An expert on Native American interactions with Europeans in Colonial times, Hall is well-versed in the history of the five nations of the Wabanaki Confederacy that lived in Maine, New Brunswick, Nova Scotia, and eastern Quebec.
In the origin story of one tribe, the Penobscot Nation, the cultural hero Gluskabe splits an ash tree with his arrow, from which emerge the first Penobscot man and woman.
Native peoples in Maine have long used the wood of brown ash (also known as black ash) trees to make beautiful and functional baskets. Hall had learned about the importance of the ash tree from a number of Wabanaki educators, but even after living in Maine for 10 years, he had never actually seen such a tree.
That changed one day about five years ago during a visit to his sons’ Auburn elementary school, where he ended up talking trees with one of their science teachers, Jim Chandler. “Can you show me what an ash tree looks like?” Hall asked.
Chandler took him into the woods behind the school and said, “This is an ash tree.” Hall also learned how to identify the species and what kind of soil it grows in.
Hall then explained his interest in Wabanakis and that ash trees really matter a great deal to them. “Oh, I have something you might want,” replied Chandler, who went back into his office and returned with a piece of splintered brown ash that showed “both what the wood looks like and how it is that you actually turn this strong, hard wood into splints for weaving baskets,” Hall says.

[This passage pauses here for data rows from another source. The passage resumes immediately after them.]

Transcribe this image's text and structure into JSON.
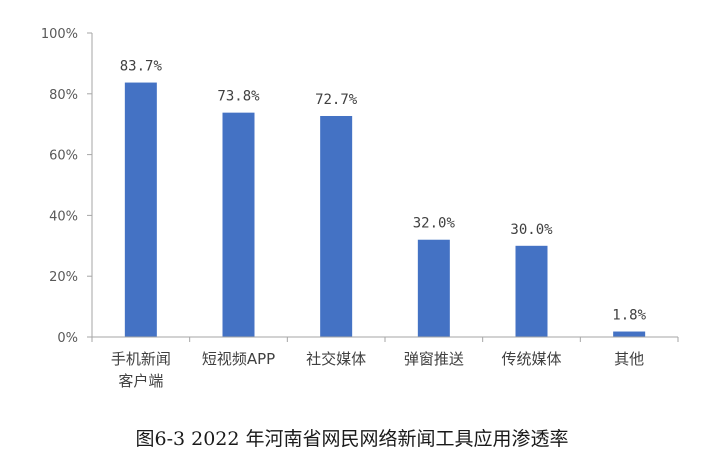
{
  "colors": {
    "bar": "#4472C4",
    "axis": "#a6a6a6",
    "tick_text": "#595959",
    "label_text": "#404040"
  },
  "chart_data": {
    "type": "bar",
    "categories": [
      [
        "手机新闻",
        "客户端"
      ],
      [
        "短视频APP"
      ],
      [
        "社交媒体"
      ],
      [
        "弹窗推送"
      ],
      [
        "传统媒体"
      ],
      [
        "其他"
      ]
    ],
    "values": [
      83.7,
      73.8,
      72.7,
      32.0,
      30.0,
      1.8
    ],
    "data_labels": [
      "83.7%",
      "73.8%",
      "72.7%",
      "32.0%",
      "30.0%",
      "1.8%"
    ],
    "yticks": [
      {
        "value": 0,
        "label": "0%"
      },
      {
        "value": 20,
        "label": "20%"
      },
      {
        "value": 40,
        "label": "40%"
      },
      {
        "value": 60,
        "label": "60%"
      },
      {
        "value": 80,
        "label": "80%"
      },
      {
        "value": 100,
        "label": "100%"
      }
    ],
    "ylim": [
      0,
      100
    ],
    "grid": false,
    "legend": "none",
    "title": "图6-3 2022 年河南省网民网络新闻工具应用渗透率"
  }
}
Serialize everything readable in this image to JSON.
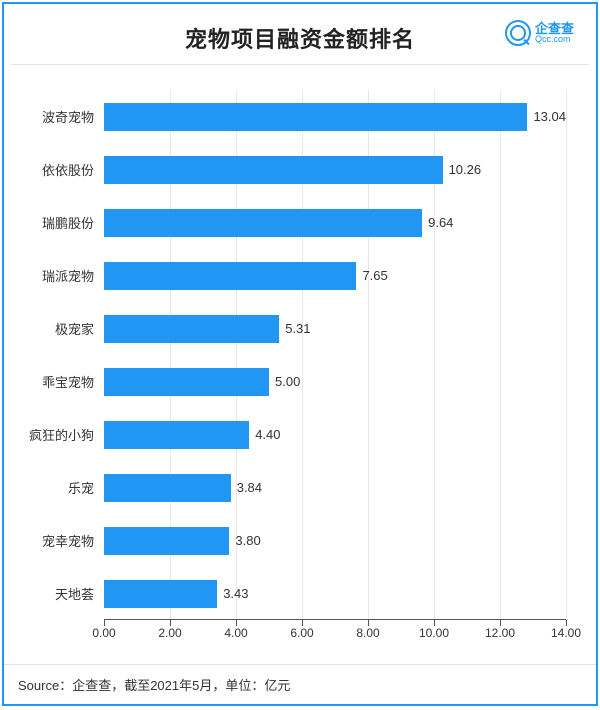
{
  "title": "宠物项目融资金额排名",
  "logo": {
    "cn": "企查查",
    "en": "Qcc.com"
  },
  "chart": {
    "type": "bar-horizontal",
    "xmax": 14.0,
    "xtick_step": 2.0,
    "xticks": [
      "0.00",
      "2.00",
      "4.00",
      "6.00",
      "8.00",
      "10.00",
      "12.00",
      "14.00"
    ],
    "bar_color": "#2196f3",
    "grid_color": "#e5e9ed",
    "background": "#ffffff",
    "label_fontsize": 13,
    "categories": [
      "波奇宠物",
      "依依股份",
      "瑞鹏股份",
      "瑞派宠物",
      "极宠家",
      "乖宝宠物",
      "疯狂的小狗",
      "乐宠",
      "宠幸宠物",
      "天地荟"
    ],
    "values": [
      13.04,
      10.26,
      9.64,
      7.65,
      5.31,
      5.0,
      4.4,
      3.84,
      3.8,
      3.43
    ],
    "value_labels": [
      "13.04",
      "10.26",
      "9.64",
      "7.65",
      "5.31",
      "5.00",
      "4.40",
      "3.84",
      "3.80",
      "3.43"
    ]
  },
  "source": "Source：企查查，截至2021年5月，单位：亿元"
}
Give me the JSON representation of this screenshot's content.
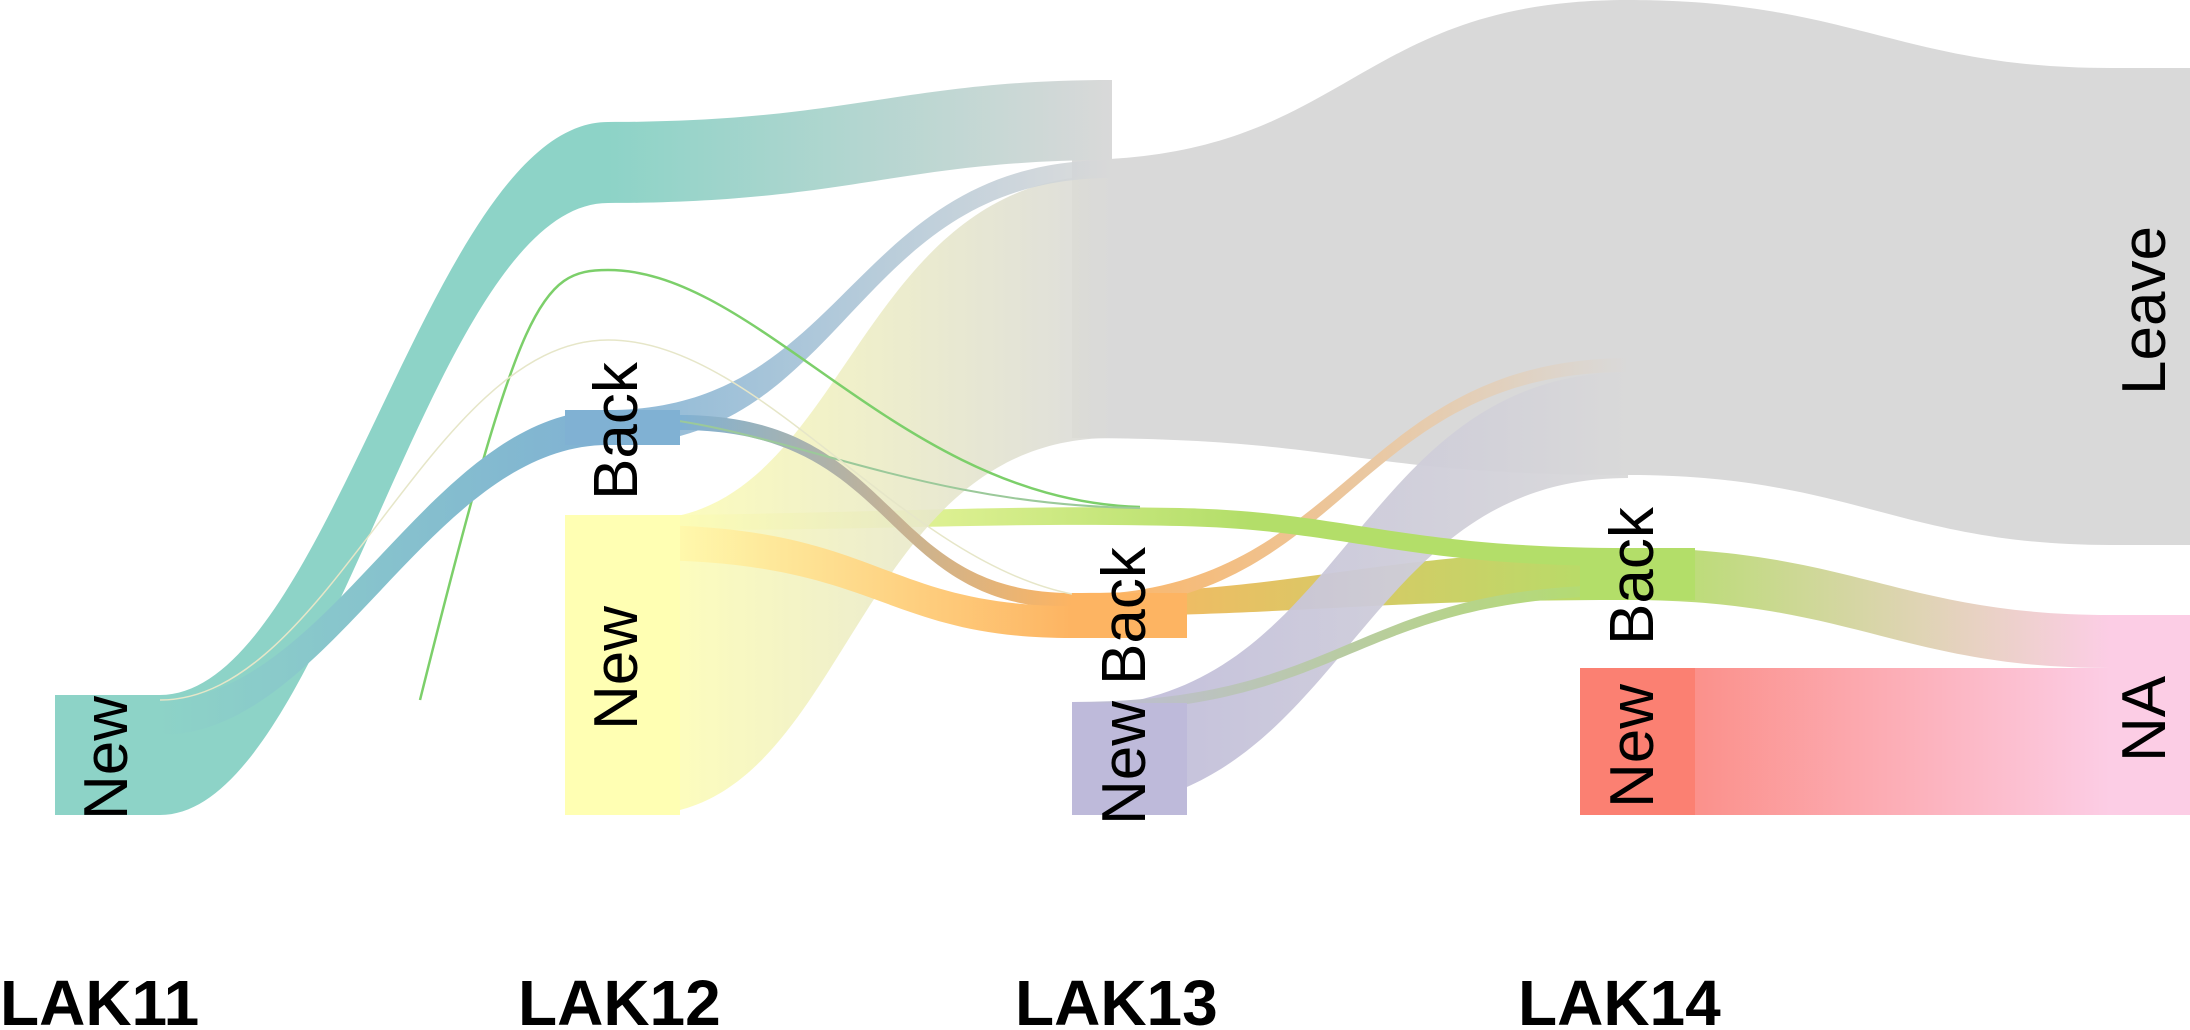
{
  "diagram": {
    "type": "alluvial",
    "stages": [
      "LAK11",
      "LAK12",
      "LAK13",
      "LAK14"
    ],
    "nodes": [
      {
        "id": "s0-new",
        "stage": 0,
        "label": "New",
        "color": "#8dd3c7"
      },
      {
        "id": "s1-back",
        "stage": 1,
        "label": "Back",
        "color": "#80b1d3"
      },
      {
        "id": "s1-new",
        "stage": 1,
        "label": "New",
        "color": "#ffffb3"
      },
      {
        "id": "s2-back",
        "stage": 2,
        "label": "Back",
        "color": "#fdb462"
      },
      {
        "id": "s2-new",
        "stage": 2,
        "label": "New",
        "color": "#bebada"
      },
      {
        "id": "s3-back",
        "stage": 3,
        "label": "Back",
        "color": "#b3de69"
      },
      {
        "id": "s3-new",
        "stage": 3,
        "label": "New",
        "color": "#fb8072"
      },
      {
        "id": "s3-leave",
        "stage": 3,
        "label": "Leave",
        "color": "#d9d9d9"
      },
      {
        "id": "s3-na",
        "stage": 3,
        "label": "NA",
        "color": "#fccde5"
      }
    ],
    "link_colors": {
      "leave": "#d9d9d9",
      "na": "#fccde5"
    }
  }
}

As Hall has learned from Wabanaki basketmakers, to create the ash strips called splints, you whack the wood with the back of an axe or other blunt instrument. That separates the growth rings so eventually they peel off. A tool called a splitter may be used to make the first splints even smaller and thinner.
These strips are ideal for weaving a basket. “If you’ve ever held a wooden baseball bat,” Hall says, “you get a sense how solid and dense ash is. These strands also show how flexible it is, so the tree can be used to make baskets that are incredibly light and strong. They’re really marvelous constructions.”
This important Wabanaki tradition is now threatened by an invasive beetle species from eastern Asia, the emerald ash borer, that since 2002 has gradually spread from Michigan and other parts of the Midwest into New York and more recently Maine.
Hall shows the piece of ash to students so they can appreciate how Wabanakis turn wood into a basket, “because it doesn’t immediately make sense that you can make wood weavable,” he says. It’s also a reminder that “there’s nothing in our lives that isn’t made from other things, things that we all depend on in our connections to the world around us, such as the trees that surround us.”
Most of the time, Hall’s prized possession sits on a shelf facing his computer so he can look at it as he works. “It provides me with this connection to the people — Wabanakis and non-Indians — who have educated my children and also educated me.”